De wanden in de achterruimte zijn donkerbruin geschilderd. Op de lange wand zien we de kleur bruin geleidelijk dunner worden, net als druppels water die op een ruit naar beneden zakken. Het is gedaan ter illustratie van wat er op Curaçao is gebeurd: jarenlang werd het teer-achtige afval in de voormalige mangrove baai gedumpt waardoor het steeds verder de natuur in droop.

‘Je weet nooit helemaal wat je zult krijgen’, zegt Jorre Both van Torch. ‘Bij TINKEBELL. dicteert de inhoud de vorm’. Voor Oleum Shell isla de Curaçao koos ze voor een conventionele vorm - voor het eerst sinds de kunstacademie nam ze de kwast ter hand.
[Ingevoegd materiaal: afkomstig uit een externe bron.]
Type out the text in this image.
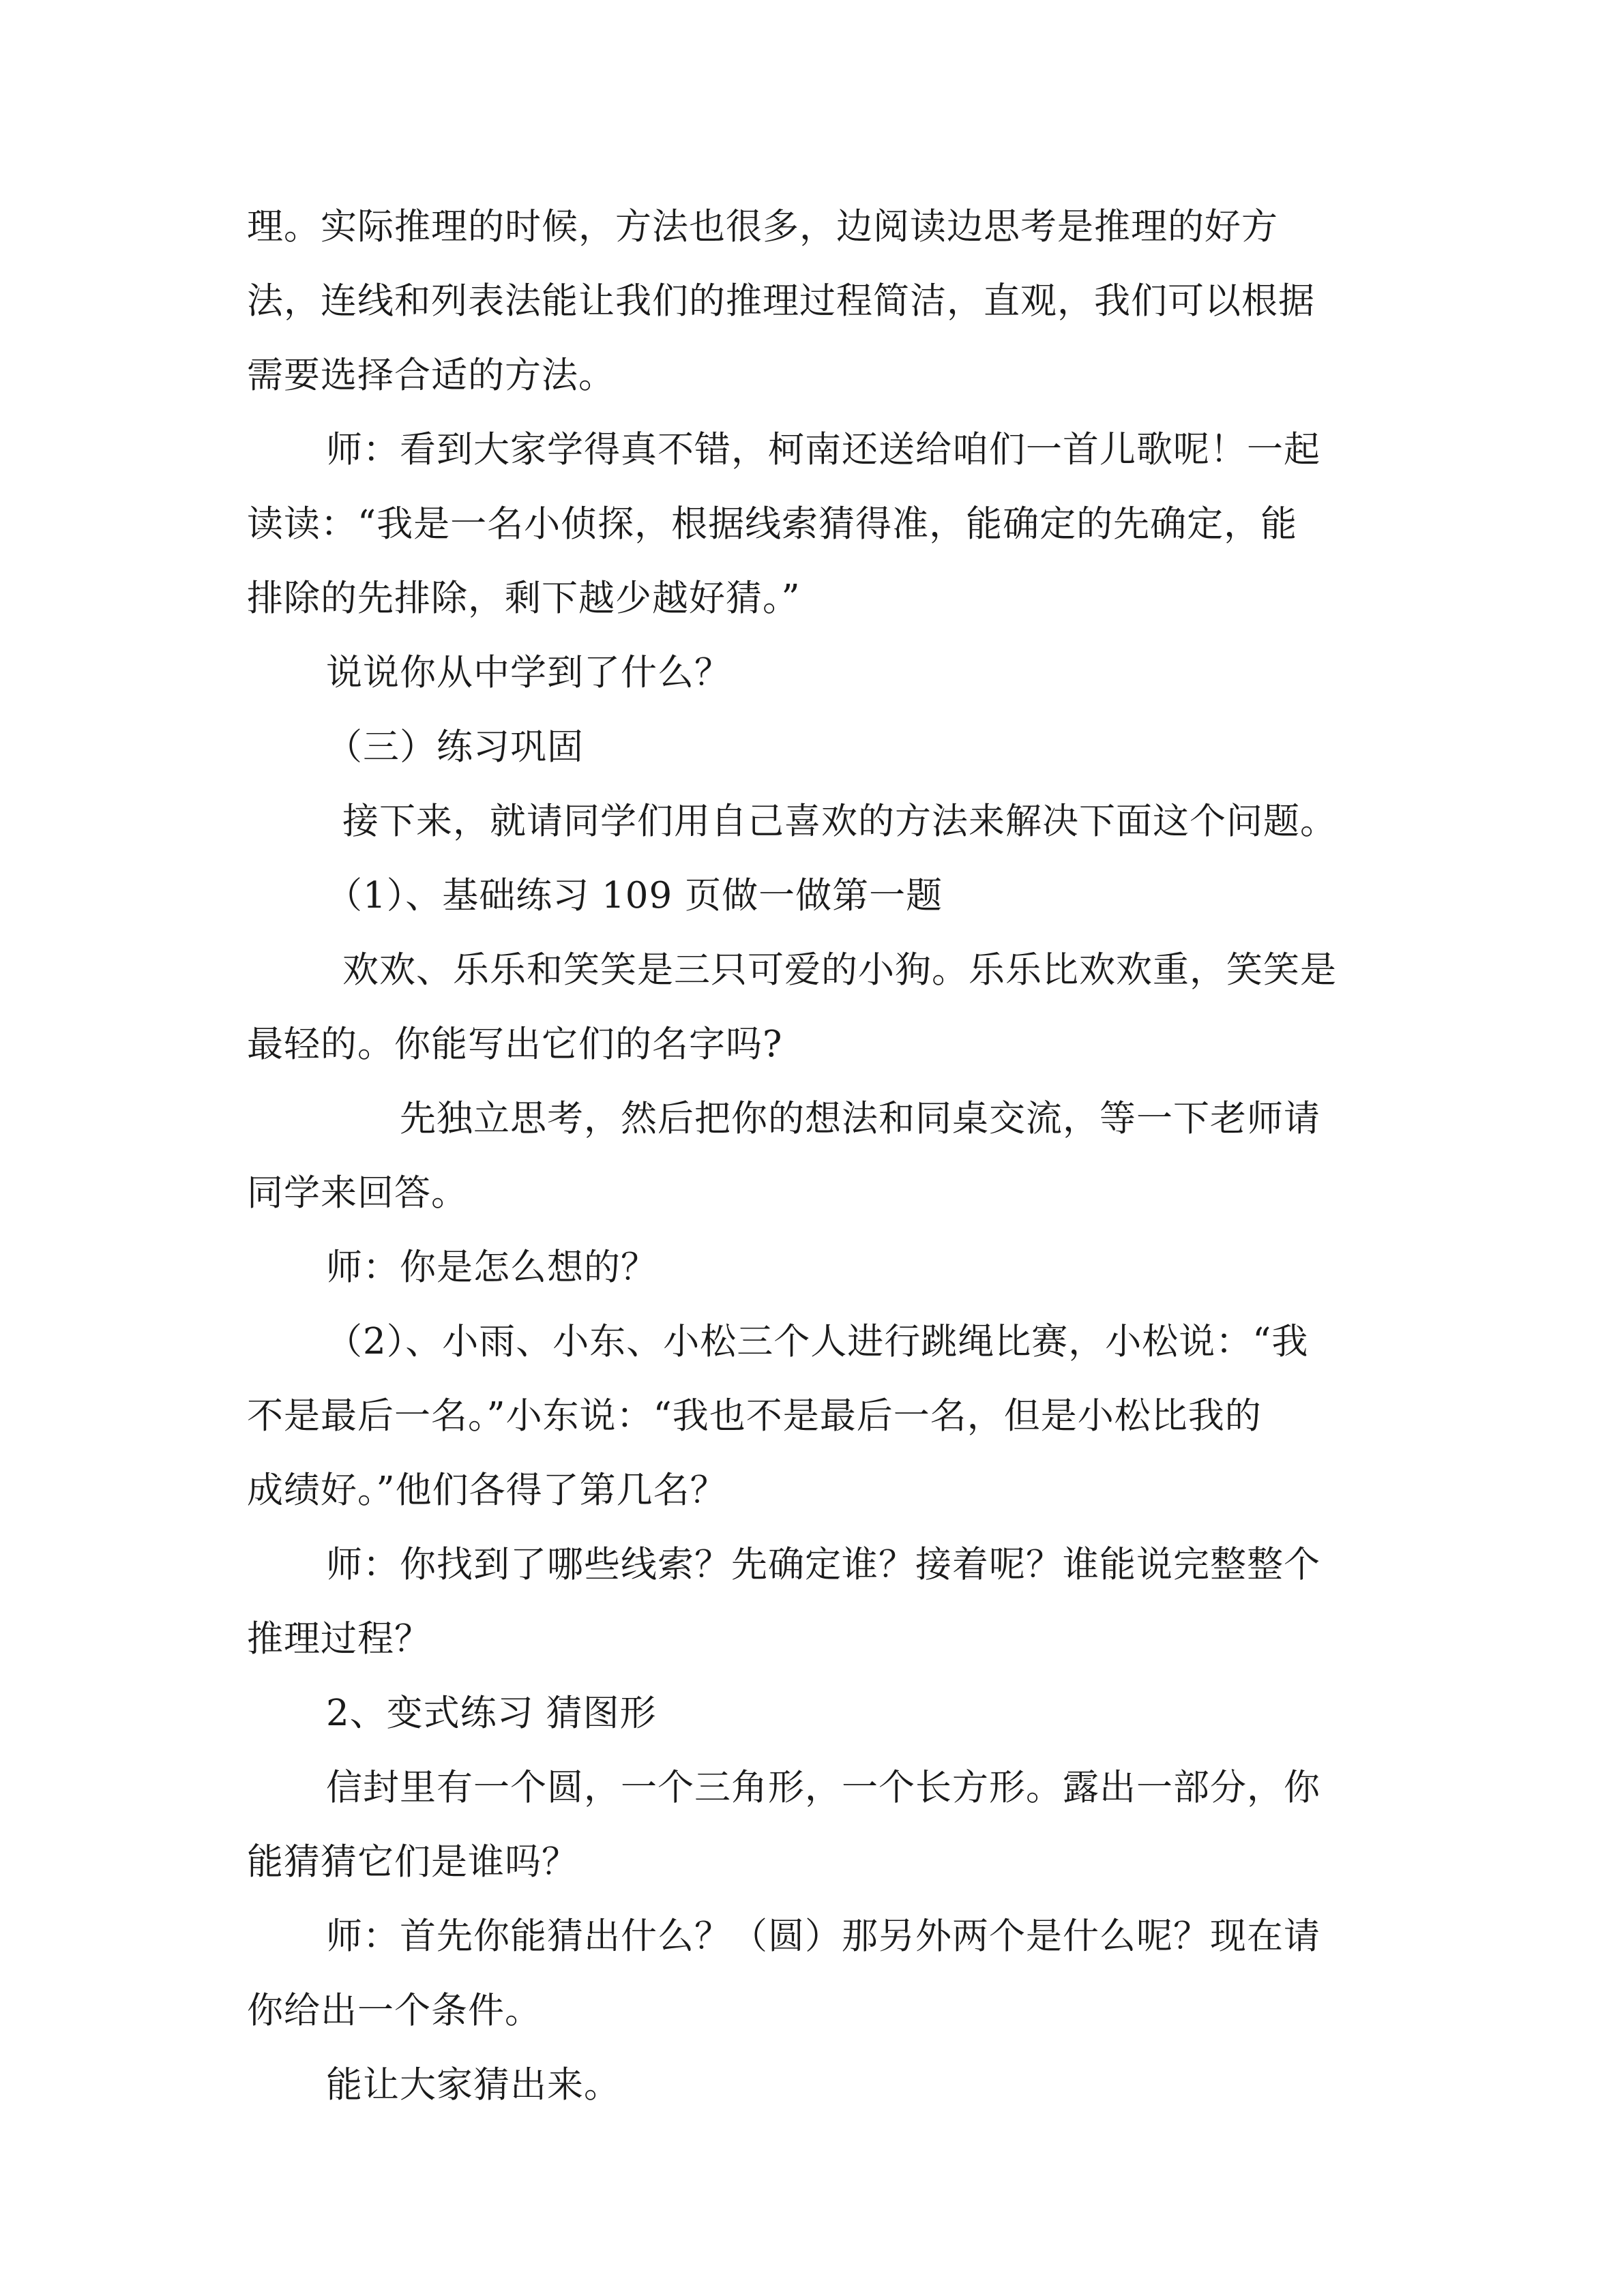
理。实际推理的时候，方法也很多，边阅读边思考是推理的好方
法，连线和列表法能让我们的推理过程简洁，直观，我们可以根据
需要选择合适的方法。
师：看到大家学得真不错，柯南还送给咱们一首儿歌呢！一起
读读：“我是一名小侦探，根据线索猜得准，能确定的先确定，能
排除的先排除，剩下越少越好猜。”
说说你从中学到了什么？
（三）练习巩固
接下来，就请同学们用自己喜欢的方法来解决下面这个问题。
（1）、基础练习 109 页做一做第一题
欢欢、乐乐和笑笑是三只可爱的小狗。乐乐比欢欢重，笑笑是
最轻的。你能写出它们的名字吗?
先独立思考，然后把你的想法和同桌交流，等一下老师请
同学来回答。
师：你是怎么想的？
（2）、小雨、小东、小松三个人进行跳绳比赛，小松说：“我
不是最后一名。”小东说：“我也不是最后一名，但是小松比我的
成绩好。”他们各得了第几名？
师：你找到了哪些线索？先确定谁？接着呢？谁能说完整整个
推理过程？
2、变式练习 猜图形
信封里有一个圆，一个三角形，一个长方形。露出一部分，你
能猜猜它们是谁吗？
师：首先你能猜出什么？（圆）那另外两个是什么呢？现在请
你给出一个条件。
能让大家猜出来。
Op de schilderijen zien we stukken van het mangrovebos, of beter gezegd: de voorstellingen zijn gebaseerd op de vegetatie van een baai die in veel opzichten op de oorspronkelijke baai van het Asfaltmeer lijkt. Daarvan bestaan namelijk geen archieffoto’s, zo lang wordt het al gebruikt als dumpplek.
Anders dan bij het project rond Solvay, was het ditmaal relatief eenvoudig om verf te maken van het afval van olieraffinage. TINKEBELL. verdunde het spul met thinner. Het bleek lastiger om de grondstoffen Nederland in te krijgen. Afval mag je namelijk niet zomaar importen, maar voor grondstoffen voor een kunstwerk gelden andere regels. Zodoende stond 40 kilo van het spul maandenlang in de haven van Rotterdam te wachten op inklaring.
Andermans verhaal
De belangrijkste reden dat het Asfaltmeer de gemoederen op Curaçao niet bezighoudt, is het grote economische belang van de raffinaderij. Die zorgde voor banen op het eiland. Om het belang ervan te schetsen: dat er een prijs voor betaald werd in de vorm van milieu- en gezondheidsschade is sinds de jaren ‘60 bekend, maar of deze schade ooit kan worden verhaald op Shell is de vraag, omdat onder druk van Shell contractueel is vastgelegd dat zij nooit verantwoordelijk zullen worden gehouden voor milieu of gezondheidsschade. Sterker nog: de heropening van het complex was vorig jaar een onderwerp tijdens de verkiezingen.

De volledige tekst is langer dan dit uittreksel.